Values, Urban And Rural

Dear Friends,

It seems to me, a thing urban people don’t understand, is the relationship rural people have with guns. How could they? Having a completely different background. Rural people grow up with guns, chain saws and tractors. They’re simply part of rural life. Urban people, on the other hand, have no experience with a chain saw and so are afraid of them. Tractors are fire spewing monstrous beasts to someone who’s only seen one in a magazine. While the mere sight of a gun literally makes an urban person’s blood run cold. Not all, some go to shooting ranges, and so have a cursory understanding of guns. Not like a rural person though. To someone who grows up with guns, they’re no different than a tractor, chain saw, cheater bar, rototiller, or knife… it’s a tool.

I met a woman at an ATM several decades ago. There had recently been a school shooting, and the woman behind me said, how awful it was that the teenager had access to guns.
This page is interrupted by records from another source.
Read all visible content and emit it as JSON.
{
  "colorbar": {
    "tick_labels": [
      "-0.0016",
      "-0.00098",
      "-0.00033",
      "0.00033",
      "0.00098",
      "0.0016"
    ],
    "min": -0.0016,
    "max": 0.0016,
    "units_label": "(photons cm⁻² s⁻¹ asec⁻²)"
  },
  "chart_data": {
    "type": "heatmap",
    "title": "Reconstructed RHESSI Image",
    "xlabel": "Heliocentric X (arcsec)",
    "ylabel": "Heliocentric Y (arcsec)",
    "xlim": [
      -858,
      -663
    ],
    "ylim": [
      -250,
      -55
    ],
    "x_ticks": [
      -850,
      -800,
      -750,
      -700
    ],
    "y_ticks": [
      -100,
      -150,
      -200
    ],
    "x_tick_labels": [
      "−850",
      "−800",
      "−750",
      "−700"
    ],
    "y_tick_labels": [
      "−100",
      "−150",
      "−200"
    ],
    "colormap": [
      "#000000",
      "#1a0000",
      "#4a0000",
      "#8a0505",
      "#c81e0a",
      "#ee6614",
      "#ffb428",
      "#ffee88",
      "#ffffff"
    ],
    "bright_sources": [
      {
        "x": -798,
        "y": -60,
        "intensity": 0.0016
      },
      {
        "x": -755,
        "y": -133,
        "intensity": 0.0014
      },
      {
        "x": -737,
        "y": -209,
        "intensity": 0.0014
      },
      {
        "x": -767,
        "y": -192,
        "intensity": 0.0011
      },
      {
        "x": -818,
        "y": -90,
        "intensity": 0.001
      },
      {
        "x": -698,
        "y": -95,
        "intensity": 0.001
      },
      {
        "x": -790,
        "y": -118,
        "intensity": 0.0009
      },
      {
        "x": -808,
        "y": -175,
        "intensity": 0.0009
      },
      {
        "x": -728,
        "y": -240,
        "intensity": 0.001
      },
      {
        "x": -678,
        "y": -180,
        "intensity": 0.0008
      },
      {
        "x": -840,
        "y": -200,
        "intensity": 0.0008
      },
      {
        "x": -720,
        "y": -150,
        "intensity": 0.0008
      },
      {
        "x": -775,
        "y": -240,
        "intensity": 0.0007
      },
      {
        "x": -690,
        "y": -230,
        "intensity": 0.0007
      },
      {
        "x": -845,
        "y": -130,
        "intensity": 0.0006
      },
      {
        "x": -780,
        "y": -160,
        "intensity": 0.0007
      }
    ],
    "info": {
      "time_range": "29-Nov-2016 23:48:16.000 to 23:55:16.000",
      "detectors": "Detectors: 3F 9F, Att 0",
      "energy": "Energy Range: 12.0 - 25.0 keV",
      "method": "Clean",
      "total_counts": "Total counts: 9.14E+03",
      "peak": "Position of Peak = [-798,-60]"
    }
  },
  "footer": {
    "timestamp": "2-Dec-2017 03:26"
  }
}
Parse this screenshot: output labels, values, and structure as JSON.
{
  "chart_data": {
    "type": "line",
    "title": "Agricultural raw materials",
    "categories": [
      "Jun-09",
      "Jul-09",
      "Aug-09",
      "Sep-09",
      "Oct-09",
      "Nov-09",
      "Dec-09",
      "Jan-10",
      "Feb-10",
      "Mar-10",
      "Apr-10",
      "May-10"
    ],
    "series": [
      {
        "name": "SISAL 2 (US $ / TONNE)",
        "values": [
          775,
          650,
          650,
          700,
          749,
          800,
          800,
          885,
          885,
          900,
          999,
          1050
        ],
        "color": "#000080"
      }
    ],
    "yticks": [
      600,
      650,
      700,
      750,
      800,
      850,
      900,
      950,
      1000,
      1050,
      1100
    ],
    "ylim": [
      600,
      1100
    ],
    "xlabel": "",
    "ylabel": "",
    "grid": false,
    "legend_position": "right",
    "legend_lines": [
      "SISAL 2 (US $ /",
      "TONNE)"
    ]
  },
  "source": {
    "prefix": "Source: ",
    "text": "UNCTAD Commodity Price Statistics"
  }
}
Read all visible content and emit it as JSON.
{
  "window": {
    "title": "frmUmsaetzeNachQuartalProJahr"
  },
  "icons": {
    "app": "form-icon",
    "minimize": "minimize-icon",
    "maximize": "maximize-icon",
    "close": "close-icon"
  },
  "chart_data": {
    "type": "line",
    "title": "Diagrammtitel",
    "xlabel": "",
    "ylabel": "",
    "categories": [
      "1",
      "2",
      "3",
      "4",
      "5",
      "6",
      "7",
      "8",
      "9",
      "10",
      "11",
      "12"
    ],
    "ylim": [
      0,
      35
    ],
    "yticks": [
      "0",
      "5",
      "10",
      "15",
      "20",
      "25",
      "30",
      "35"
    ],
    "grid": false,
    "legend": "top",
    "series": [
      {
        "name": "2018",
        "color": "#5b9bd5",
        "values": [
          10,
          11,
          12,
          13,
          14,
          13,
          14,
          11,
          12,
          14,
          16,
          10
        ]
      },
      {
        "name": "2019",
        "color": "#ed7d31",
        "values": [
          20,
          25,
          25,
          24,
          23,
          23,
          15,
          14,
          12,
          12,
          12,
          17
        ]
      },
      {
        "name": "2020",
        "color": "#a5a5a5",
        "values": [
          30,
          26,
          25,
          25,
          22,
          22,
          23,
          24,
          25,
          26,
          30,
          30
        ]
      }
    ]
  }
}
I smiled and told her I grew up with a gun in my closet, with bullets for it on the shelf above. I had used it my entire life. What was odd though… is that, while I had fights in school and suffered teenage angst, not once did it ever occur to me to bring that gun to school and shoot anyone. Color drained from her face and she took a step back from me. Horror and shock mixed with alarm at being so close to a potential killer. I laughed, because from her accent I could tell she was from an urban area of Massachusetts, while I grew up in a rural area in northernmost Appalachia.
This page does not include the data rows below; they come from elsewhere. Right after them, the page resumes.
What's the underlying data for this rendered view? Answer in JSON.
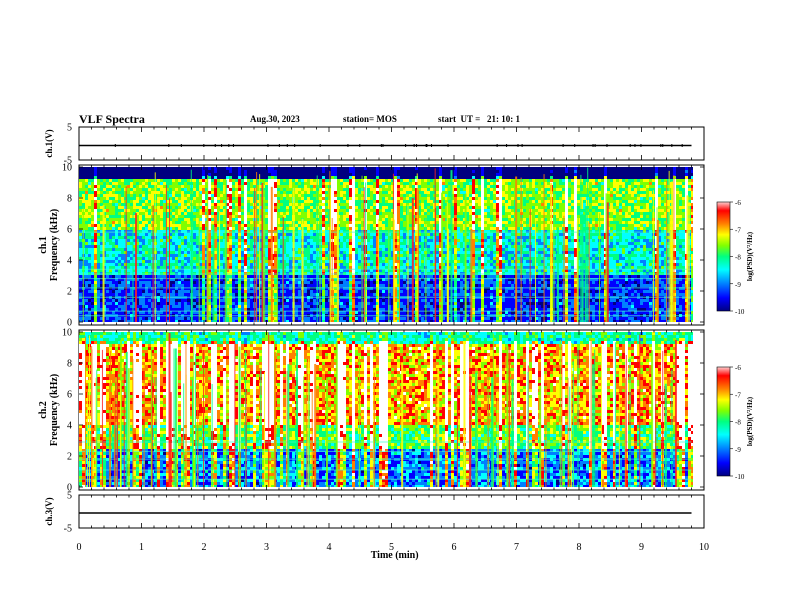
{
  "header": {
    "title": "VLF Spectra",
    "date": "Aug.30, 2023",
    "station": "station= MOS",
    "start_ut": "start  UT =   21: 10: 1"
  },
  "chart_data": [
    {
      "type": "line",
      "panel": "ch1-waveform",
      "ylabel": "ch.1(V)",
      "ylim": [
        -5,
        5
      ],
      "yticks": [
        "5",
        "-5"
      ],
      "x": [
        0,
        9.8
      ],
      "y": [
        0,
        0
      ]
    },
    {
      "type": "heatmap",
      "panel": "ch1-spectrogram",
      "ylabel_top": "ch.1",
      "ylabel": "Frequency  (kHz)",
      "ylim": [
        0,
        10
      ],
      "yticks": [
        "0",
        "2",
        "4",
        "6",
        "8",
        "10"
      ],
      "xlim": [
        0,
        9.8
      ],
      "colorbar": {
        "label": "log(PSD)(V²/Hz)",
        "range": [
          -10,
          -6
        ],
        "ticks": [
          "-6",
          "-7",
          "-8",
          "-9",
          "-10"
        ]
      }
    },
    {
      "type": "heatmap",
      "panel": "ch2-spectrogram",
      "ylabel_top": "ch.2",
      "ylabel": "Frequency  (kHz)",
      "ylim": [
        0,
        10
      ],
      "yticks": [
        "0",
        "2",
        "4",
        "6",
        "8",
        "10"
      ],
      "xlim": [
        0,
        9.8
      ],
      "colorbar": {
        "label": "log(PSD)(V²/Hz)",
        "range": [
          -10,
          -6
        ],
        "ticks": [
          "-6",
          "-7",
          "-8",
          "-9",
          "-10"
        ]
      }
    },
    {
      "type": "line",
      "panel": "ch3-waveform",
      "ylabel": "ch.3(V)",
      "ylim": [
        -5,
        5
      ],
      "yticks": [
        "5",
        "-5"
      ],
      "x": [
        0,
        9.8
      ],
      "y": [
        0,
        0
      ]
    }
  ],
  "xaxis": {
    "label": "Time  (min)",
    "range": [
      0,
      10
    ],
    "ticks": [
      "0",
      "1",
      "2",
      "3",
      "4",
      "5",
      "6",
      "7",
      "8",
      "9",
      "10"
    ]
  },
  "colors": {
    "scale": [
      "#000080",
      "#0000ff",
      "#0080ff",
      "#00ffff",
      "#00ff80",
      "#80ff00",
      "#ffff00",
      "#ff8000",
      "#ff0000",
      "#ffffff"
    ],
    "trace": "#000000"
  }
}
While rural people are familiar with guns, as tools, urban people are familiar with crowds. Which admittedly, I am not. I would rather be in an open carry bar, with a few people I know, than be in a disarmed crowd of people I don’t. Given my druthers though… I would be in the woods alone with my dogs. Traffic is another thing that vexes me and I’m sure most rural people as well. While a city person is comfortable in mind numbing traffic, but isn’t on a winding abandoned dirt road, in the middle of the night. You get used to what you get used to. We’re most comfortable surrounded by what we grew up with. Which isn’t a weakness, it’s a strength. Because, society needs city and rural people, along with our varying attitudes and preferences.

There’s a place for the urban person’s fears and bravery as well as for the rural person’s fears and bravery. When both are given courteous respect, both contribute to the greater whole. A society can be considered the alloy of all the people, or more aptly, a society is a complex system. Each part contributes to the emergent phenomenon that’s called society. As long as there’s an underlying societal myth, binding the people to a unit, diversity is a strength. Since complex systems become robust by it. With freedom of travel and living such a society can self separate. Those who prefer the city life can move to the city and those who prefer rural life can live in the rural areas. Each to their preference and all benefited by it. As long as people stay in their lane and don’t become arrogant.

If rural people imposed rural values and standards on cities, the speed limit on residential streets would be 75 miles an hour, burn barrels would be common, and every backyard would have a shooting range. While rural people have the common sense and humility, to know better than to impose rural values on city people, sadly, city people don’t seem to have that level of humility. What’s good for the city is good for the country is their mantra. Proven by their actions. Since national governments are necessarily run by urban people, rural people have urban values imposed on us. Ideas that are every bit as stupid as a 75 mile an hour speed limit on an urban street. Like gun control. Because what makes sense on a city street doesn’t in a forest or farm. But it takes the wisdom a forest bestows to understand it.